NSRDEC equipment specialist, Soldier and Squad Optimization and Integration Team Soldiers from 1st Armored Brigade Combat Team, Brian Scott, said the 3rd Infantry Division participated in the 21-day testing and completed surveys before and after the exercise. The R&D team selected Hohenfels, Germany, because the previous fire resistant wool undergarment evaluation took place there.

Each soldier received three prototypes of the new wool-based fabric. One was “garment treated” with permethrin, an insecticide, and another “fabric treated” with permethrin. The third was untreated.

Soldiers wore each of the three uniforms for about seven days in a field environment for a total of 21 days. The testing and survey instructions asked Soldiers not to compare the prototypes with existing uniforms or camouflage patterns. Participating Soldiers came from multiple military occupational specialties.
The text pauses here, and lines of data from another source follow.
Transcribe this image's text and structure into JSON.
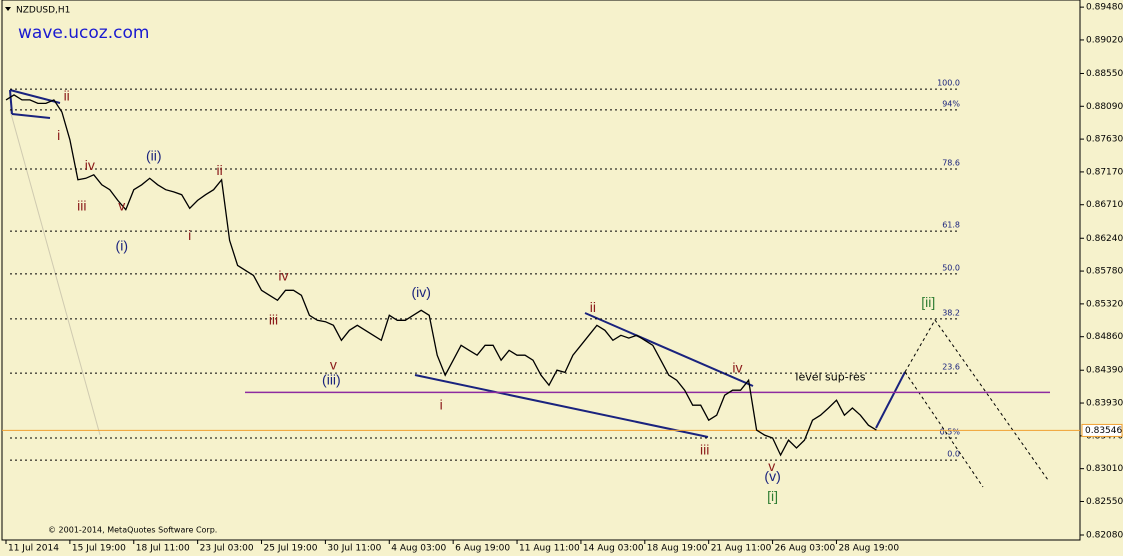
{
  "chart_data": {
    "type": "line",
    "title": "NZDUSD,H1",
    "subtitle": "wave.ucoz.com",
    "footer": "© 2001-2014, MetaQuotes Software Corp.",
    "color": "#000000",
    "values": [
      0.8818,
      0.8825,
      0.8818,
      0.8818,
      0.8813,
      0.8813,
      0.8818,
      0.8801,
      0.8762,
      0.8706,
      0.8708,
      0.8713,
      0.8699,
      0.8692,
      0.8677,
      0.8664,
      0.8692,
      0.8699,
      0.8708,
      0.8699,
      0.8692,
      0.8689,
      0.8685,
      0.8666,
      0.8677,
      0.8685,
      0.8692,
      0.8706,
      0.8621,
      0.8586,
      0.8579,
      0.8572,
      0.8551,
      0.8544,
      0.8537,
      0.8551,
      0.8551,
      0.8544,
      0.8516,
      0.8509,
      0.8507,
      0.8502,
      0.8481,
      0.8495,
      0.8502,
      0.8495,
      0.8488,
      0.8481,
      0.8516,
      0.8509,
      0.8509,
      0.8516,
      0.8523,
      0.8516,
      0.846,
      0.8432,
      0.8453,
      0.8474,
      0.8467,
      0.846,
      0.8474,
      0.8474,
      0.8453,
      0.8467,
      0.846,
      0.846,
      0.8453,
      0.8432,
      0.8418,
      0.8439,
      0.8436,
      0.846,
      0.8474,
      0.8488,
      0.8502,
      0.8495,
      0.8481,
      0.8488,
      0.8484,
      0.8488,
      0.8481,
      0.8474,
      0.8453,
      0.8432,
      0.8425,
      0.8411,
      0.839,
      0.839,
      0.8369,
      0.8376,
      0.8404,
      0.8411,
      0.8411,
      0.8425,
      0.8355,
      0.8348,
      0.8344,
      0.832,
      0.8341,
      0.833,
      0.8341,
      0.8369,
      0.8376,
      0.8386,
      0.8397,
      0.8376,
      0.8386,
      0.8376,
      0.8362,
      0.8355
    ],
    "xlim": [
      -0.5,
      134.5
    ],
    "xticks": [
      {
        "value": 0,
        "label": "11 Jul 2014"
      },
      {
        "value": 8,
        "label": "15 Jul 19:00"
      },
      {
        "value": 16,
        "label": "18 Jul 11:00"
      },
      {
        "value": 24,
        "label": "23 Jul 03:00"
      },
      {
        "value": 32,
        "label": "25 Jul 19:00"
      },
      {
        "value": 40,
        "label": "30 Jul 11:00"
      },
      {
        "value": 48,
        "label": "4 Aug 03:00"
      },
      {
        "value": 56,
        "label": "6 Aug 19:00"
      },
      {
        "value": 64,
        "label": "11 Aug 11:00"
      },
      {
        "value": 72,
        "label": "14 Aug 03:00"
      },
      {
        "value": 80,
        "label": "18 Aug 19:00"
      },
      {
        "value": 88,
        "label": "21 Aug 11:00"
      },
      {
        "value": 96,
        "label": "26 Aug 03:00"
      },
      {
        "value": 104,
        "label": "28 Aug 19:00"
      }
    ],
    "ylim": [
      0.8201,
      0.8958
    ],
    "yticks": [
      {
        "value": 0.8948,
        "label": "0.89480"
      },
      {
        "value": 0.8902,
        "label": "0.89020"
      },
      {
        "value": 0.8855,
        "label": "0.88550"
      },
      {
        "value": 0.8809,
        "label": "0.88090"
      },
      {
        "value": 0.8763,
        "label": "0.87630"
      },
      {
        "value": 0.8717,
        "label": "0.87170"
      },
      {
        "value": 0.8671,
        "label": "0.86710"
      },
      {
        "value": 0.8624,
        "label": "0.86240"
      },
      {
        "value": 0.8578,
        "label": "0.85780"
      },
      {
        "value": 0.8532,
        "label": "0.85320"
      },
      {
        "value": 0.8486,
        "label": "0.84860"
      },
      {
        "value": 0.8439,
        "label": "0.84390"
      },
      {
        "value": 0.8393,
        "label": "0.83930"
      },
      {
        "value": 0.8347,
        "label": "0.83470"
      },
      {
        "value": 0.8301,
        "label": "0.83010"
      },
      {
        "value": 0.8255,
        "label": "0.82550"
      },
      {
        "value": 0.8208,
        "label": "0.82080"
      }
    ],
    "current_price": {
      "value": 0.83546,
      "label": "0.83546",
      "color": "#f0a030"
    },
    "fib_levels": [
      {
        "label": "100.0",
        "price": 0.8833
      },
      {
        "label": "94%",
        "price": 0.8804
      },
      {
        "label": "78.6",
        "price": 0.8721
      },
      {
        "label": "61.8",
        "price": 0.8634
      },
      {
        "label": "50.0",
        "price": 0.8574
      },
      {
        "label": "38.2",
        "price": 0.8511
      },
      {
        "label": "23.6",
        "price": 0.8435
      },
      {
        "label": "0.5%",
        "price": 0.8344
      },
      {
        "label": "0.0",
        "price": 0.8313
      }
    ],
    "support_line": {
      "label": "level sup-res",
      "price": 0.8408,
      "color": "#8e2ca0",
      "label_index": 103.25,
      "label_price": 0.8429
    },
    "wave_labels": [
      {
        "text": "ii",
        "index": 7.6,
        "price": 0.8822,
        "color": "#8b1a1a"
      },
      {
        "text": "i",
        "index": 6.6,
        "price": 0.8767,
        "color": "#8b1a1a"
      },
      {
        "text": "iv",
        "index": 10.5,
        "price": 0.8725,
        "color": "#8b1a1a"
      },
      {
        "text": "iii",
        "index": 9.5,
        "price": 0.8668,
        "color": "#8b1a1a"
      },
      {
        "text": "v",
        "index": 14.5,
        "price": 0.8668,
        "color": "#8b1a1a"
      },
      {
        "text": "(i)",
        "index": 14.5,
        "price": 0.8612,
        "color": "#1a237e"
      },
      {
        "text": "(ii)",
        "index": 18.5,
        "price": 0.8738,
        "color": "#1a237e"
      },
      {
        "text": "i",
        "index": 23,
        "price": 0.8627,
        "color": "#8b1a1a"
      },
      {
        "text": "ii",
        "index": 26.75,
        "price": 0.8718,
        "color": "#8b1a1a"
      },
      {
        "text": "iv",
        "index": 34.75,
        "price": 0.857,
        "color": "#8b1a1a"
      },
      {
        "text": "iii",
        "index": 33.5,
        "price": 0.8508,
        "color": "#8b1a1a"
      },
      {
        "text": "v",
        "index": 41,
        "price": 0.8445,
        "color": "#8b1a1a"
      },
      {
        "text": "(iii)",
        "index": 40.75,
        "price": 0.8424,
        "color": "#1a237e"
      },
      {
        "text": "(iv)",
        "index": 52,
        "price": 0.8547,
        "color": "#1a237e"
      },
      {
        "text": "i",
        "index": 54.5,
        "price": 0.8389,
        "color": "#8b1a1a"
      },
      {
        "text": "ii",
        "index": 73.5,
        "price": 0.8526,
        "color": "#8b1a1a"
      },
      {
        "text": "iii",
        "index": 87.5,
        "price": 0.8326,
        "color": "#8b1a1a"
      },
      {
        "text": "iv",
        "index": 91.6,
        "price": 0.8441,
        "color": "#8b1a1a"
      },
      {
        "text": "v",
        "index": 95.9,
        "price": 0.8303,
        "color": "#8b1a1a"
      },
      {
        "text": "(v)",
        "index": 96,
        "price": 0.8289,
        "color": "#1a237e"
      },
      {
        "text": "[i]",
        "index": 96,
        "price": 0.8261,
        "color": "#2e7d32"
      },
      {
        "text": "[ii]",
        "index": 115.5,
        "price": 0.8533,
        "color": "#2e7d32"
      }
    ]
  }
}
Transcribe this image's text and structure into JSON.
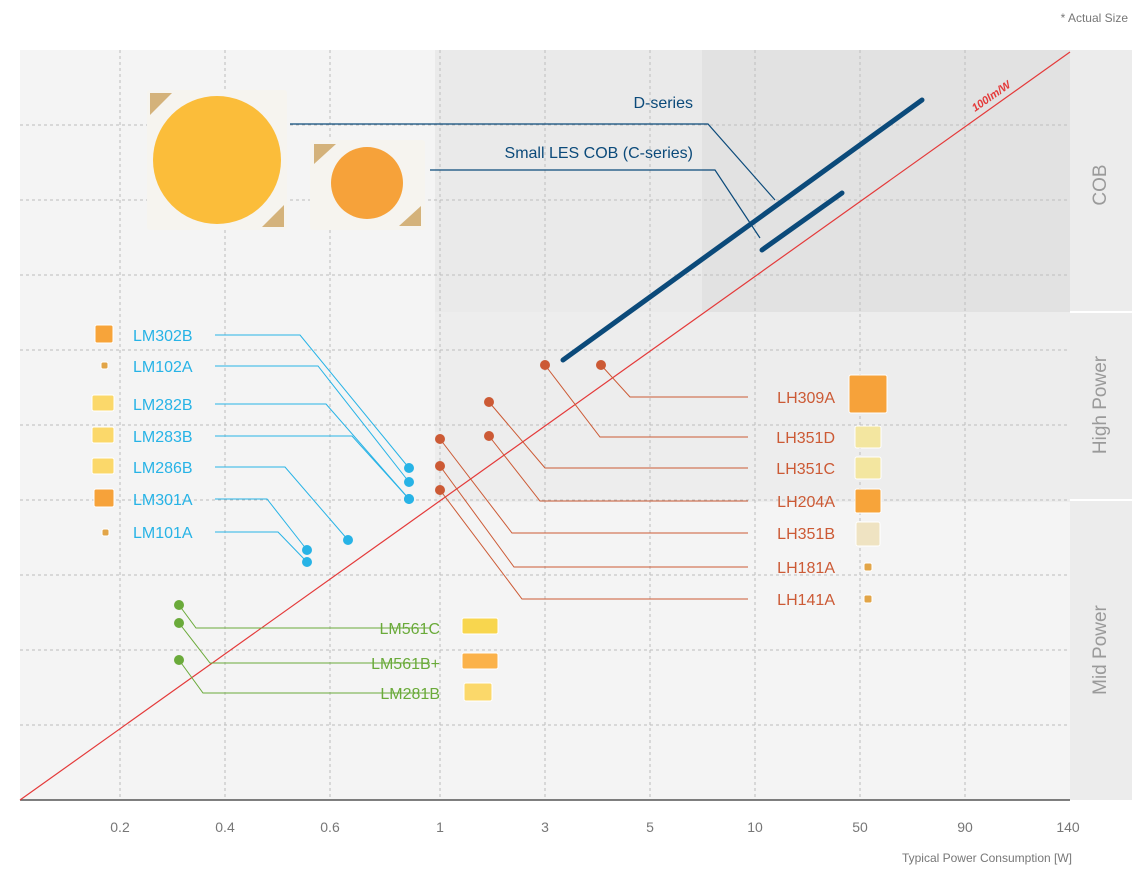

Their feedback regarding comfort, durability, laundering and shrinkage, insect resistance, and overall performance will help determine whether researchers continue this development effort, Ms Winterhalter said.

Initial results suggest the majority of the soldiers liked the fabric because it was lightweight and breathable; however, analysis of the survey data is not complete, NSRDEC program manager for the Office of Synchronization and Integration Shalli Sherman said.

NSRDEC researchers plan a larger field study with more users over a longer time period of possibly 30 days. More data on comfort and durability is needed as the Army moves forward with this R&D effort, Ms Winterhalter said.